13 Feb 2001
For most of Oracle's customers, paying costly licence fees will soon be a thing of the past as the company moves towards offering its software as a chargeable service over the web.
At the Oracle AppsWorld conference in Paris this week, chief marketing officer Mark Jarvis said that he expects to see the new pricing model become a dominant part of Oracle's income.
"In three to four years' time, half of Oracle's revenue will come from software as a service. Every application will become available online," he said.
Sergio Giacoletto, executive vice president of the company's European operations, believes there will be a change in the way Oracle customers pay, moving away from licence fees to regular service charges.
"We believe that over time most software will be delivered as a service. This is the beginning of that movement. There will be more annuity-based business. The question mark is how quickly customers will make that move," he said.
But there is debate within Oracle as to the effect the move will have. "Online services provide an opportunity for companies to begin the transformation to ebusiness.
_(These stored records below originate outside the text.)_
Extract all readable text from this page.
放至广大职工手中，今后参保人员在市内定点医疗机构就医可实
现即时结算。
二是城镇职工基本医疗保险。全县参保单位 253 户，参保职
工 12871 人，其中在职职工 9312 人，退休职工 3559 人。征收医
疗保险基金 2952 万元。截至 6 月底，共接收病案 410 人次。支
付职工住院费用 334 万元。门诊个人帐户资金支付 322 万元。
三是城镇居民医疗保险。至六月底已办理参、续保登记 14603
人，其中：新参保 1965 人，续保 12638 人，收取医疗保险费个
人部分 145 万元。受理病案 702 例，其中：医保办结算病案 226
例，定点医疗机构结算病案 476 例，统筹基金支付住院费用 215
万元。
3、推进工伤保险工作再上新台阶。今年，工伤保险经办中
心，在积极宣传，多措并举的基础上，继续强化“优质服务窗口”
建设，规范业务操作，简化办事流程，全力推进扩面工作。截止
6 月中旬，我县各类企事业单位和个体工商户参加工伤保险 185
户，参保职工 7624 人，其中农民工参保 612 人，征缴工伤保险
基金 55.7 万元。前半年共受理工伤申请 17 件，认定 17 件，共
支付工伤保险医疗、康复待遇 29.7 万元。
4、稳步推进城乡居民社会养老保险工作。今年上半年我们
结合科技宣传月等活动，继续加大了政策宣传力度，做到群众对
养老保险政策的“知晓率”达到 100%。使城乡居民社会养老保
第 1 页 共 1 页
It is not in competition with our licence fee business at all," explained Mark Barrenechea, Oracle's senior vice president of customer relationship management products.
Oracle also announced that the customer support functionality of its ebusiness software is now available on the internet for companies to use free of charge. The service, called support.oracle.com, complements the sales and marketing offering, sales.oracle.com, which was launched in August last year and has gained 200,000 subscribers so far.
The company expects this to increase to half a million users this year with the addition of the support capability. The basic functionality is provided free, but additional services are chargeable. These online services are separate from BusinessOnline, Oracle's application service provider operation.
The oracle.com website is also being relaunched as a business portal, offering independent news and business services with over 160 different applications that users can personalise to their own requirements.
Companies will increasingly adopt 'software as a service' offerings over the next 18 months, according to Nigel Montgomery, ebusiness research director at analyst AMR Research.
"The economic squeeze will drive the trend," he said. "Companies will not have to purchase software as a capital item. Oracle has seen this opportunity. However, it opens the supplier up to more competition as the software is no longer a balance sheet item."